Years ago, I worked a trainee who presented her practice speech in the usual way, with her PowerPoint presentation projected onto a screen behind her.
What was unusual was the way she interacted with her slides. She must have snapped her neck from the audience to the screen once per second. I’ve never seen anything like it. Her frequent neck snaps reminded me of a chicken.
To get her to break the habit, I blacked out the screen and asked her to present with nothing behind her. The result was stunning: She suddenly appeared confident and, for the first time, connected with her audience. It was like watching an entirely different person.
Although her case was extreme, the underlying problem isn’t.
When people present with a screen behind them, they often present with their bodies angled halfway in between the screen and the audience. That’s because of something I call “PowerPoint foot.” Subconsciously, we position our feet in the direction we want to go. If we know we want to look at the screen, we’re going to position our feet at least partially away from the audience, in the direction of the screen.

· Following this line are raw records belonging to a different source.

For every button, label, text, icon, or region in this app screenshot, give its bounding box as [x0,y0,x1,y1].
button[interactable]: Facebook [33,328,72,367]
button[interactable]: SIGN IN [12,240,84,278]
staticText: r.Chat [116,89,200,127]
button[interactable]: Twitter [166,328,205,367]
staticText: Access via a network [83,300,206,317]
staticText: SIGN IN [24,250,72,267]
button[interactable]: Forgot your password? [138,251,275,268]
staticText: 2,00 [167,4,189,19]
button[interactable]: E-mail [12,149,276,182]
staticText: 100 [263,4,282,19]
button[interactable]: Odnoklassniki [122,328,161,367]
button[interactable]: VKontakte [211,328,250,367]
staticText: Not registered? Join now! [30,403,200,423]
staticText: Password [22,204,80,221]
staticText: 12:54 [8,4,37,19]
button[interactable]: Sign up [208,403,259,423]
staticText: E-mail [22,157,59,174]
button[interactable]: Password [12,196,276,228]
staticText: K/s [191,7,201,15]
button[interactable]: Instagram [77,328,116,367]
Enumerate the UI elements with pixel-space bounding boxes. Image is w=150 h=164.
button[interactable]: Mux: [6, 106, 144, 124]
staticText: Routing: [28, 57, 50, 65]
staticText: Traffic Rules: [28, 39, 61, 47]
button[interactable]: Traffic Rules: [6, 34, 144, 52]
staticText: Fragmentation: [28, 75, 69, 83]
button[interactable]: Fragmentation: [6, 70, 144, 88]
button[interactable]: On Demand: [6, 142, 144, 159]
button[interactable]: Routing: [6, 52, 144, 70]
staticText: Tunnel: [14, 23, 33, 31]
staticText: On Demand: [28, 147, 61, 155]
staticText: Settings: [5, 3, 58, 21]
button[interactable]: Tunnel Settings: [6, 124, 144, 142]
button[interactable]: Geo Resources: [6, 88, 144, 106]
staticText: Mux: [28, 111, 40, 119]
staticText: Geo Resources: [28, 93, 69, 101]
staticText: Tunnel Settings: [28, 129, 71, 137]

When presenting a PowerPoint slide, your feet should almost always face the audience. When you present a new slide, you might walk toward the screen to point to something specific for a moment or two – but aim for squaring your shoulders off with the audience at least 98 percent of the time.
When presenting material on the screen, stand to the right of the screen (the audience’s left). Since people read from left to right, you will allow the audience to use their natural eye movements when moving from you, across the screen, and back to you.